As is often the case with statistics, though, this analysis answers only one question but leads to several new ones. Are we increasingly selling our papers on what we hope to do soon rather than on what we have actually done? Or have we just become more honest by now adding the word “toward(s)” where we might have left it out in the past?

Analysis: Half of published URLs are dysfunctional a decade later

As a small aside when setting up a local mirror of Medline, I extracted 15,915 URLs that were mentioned in the abstracts. Checking them revealed that 12,354 of them (78%) were functional, which may not seem that bad.
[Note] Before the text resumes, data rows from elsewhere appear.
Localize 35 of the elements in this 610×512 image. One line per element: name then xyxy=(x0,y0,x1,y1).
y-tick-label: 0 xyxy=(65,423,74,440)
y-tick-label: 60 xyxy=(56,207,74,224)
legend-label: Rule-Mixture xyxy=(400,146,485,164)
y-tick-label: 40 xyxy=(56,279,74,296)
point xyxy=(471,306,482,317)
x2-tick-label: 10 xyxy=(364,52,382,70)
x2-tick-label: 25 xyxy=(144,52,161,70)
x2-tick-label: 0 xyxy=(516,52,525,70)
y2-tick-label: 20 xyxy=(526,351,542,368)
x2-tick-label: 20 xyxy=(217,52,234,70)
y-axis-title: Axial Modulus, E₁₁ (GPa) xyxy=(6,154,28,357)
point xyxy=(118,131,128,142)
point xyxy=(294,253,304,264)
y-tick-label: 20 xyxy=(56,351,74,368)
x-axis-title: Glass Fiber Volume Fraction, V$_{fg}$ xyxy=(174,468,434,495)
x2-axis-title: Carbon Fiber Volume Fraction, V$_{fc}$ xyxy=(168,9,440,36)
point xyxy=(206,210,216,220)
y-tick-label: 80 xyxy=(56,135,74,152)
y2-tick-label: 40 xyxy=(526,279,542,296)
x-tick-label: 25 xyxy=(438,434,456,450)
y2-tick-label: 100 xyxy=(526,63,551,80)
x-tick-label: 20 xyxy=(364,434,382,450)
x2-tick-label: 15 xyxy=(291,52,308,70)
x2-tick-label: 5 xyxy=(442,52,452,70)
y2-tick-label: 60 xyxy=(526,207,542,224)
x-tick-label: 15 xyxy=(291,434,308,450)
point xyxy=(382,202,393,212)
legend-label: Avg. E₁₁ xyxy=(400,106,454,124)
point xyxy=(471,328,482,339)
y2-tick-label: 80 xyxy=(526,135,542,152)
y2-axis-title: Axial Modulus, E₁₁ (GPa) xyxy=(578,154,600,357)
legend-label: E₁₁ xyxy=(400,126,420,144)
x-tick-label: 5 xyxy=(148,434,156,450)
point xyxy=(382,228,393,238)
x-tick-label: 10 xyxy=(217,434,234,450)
However, plotting the percentage of dysfunctional URLs as a function of publication year reveals a less pleasant trend:

Dysfunctional URLs

After just 10 years, half of all published URLs are no longer functional, and do not redirect to the new location of the service (if one exists). The fairly high success rate overall is merely a consequence of most URLs having been published within the last few years. Unless the persistence of URLs is improving (which I see no sign of in the plot), we can thus expect to have thousands of URLs in the published literature that are no longer valid.

Edit: Andrew Lang pointed out a similar study of URLs cited in communications journals.

Edit: Duncan Hull pointed out a paper on URL decay in Medline by Jonathan Wren, which reminded me of an even earlier paper on the topic.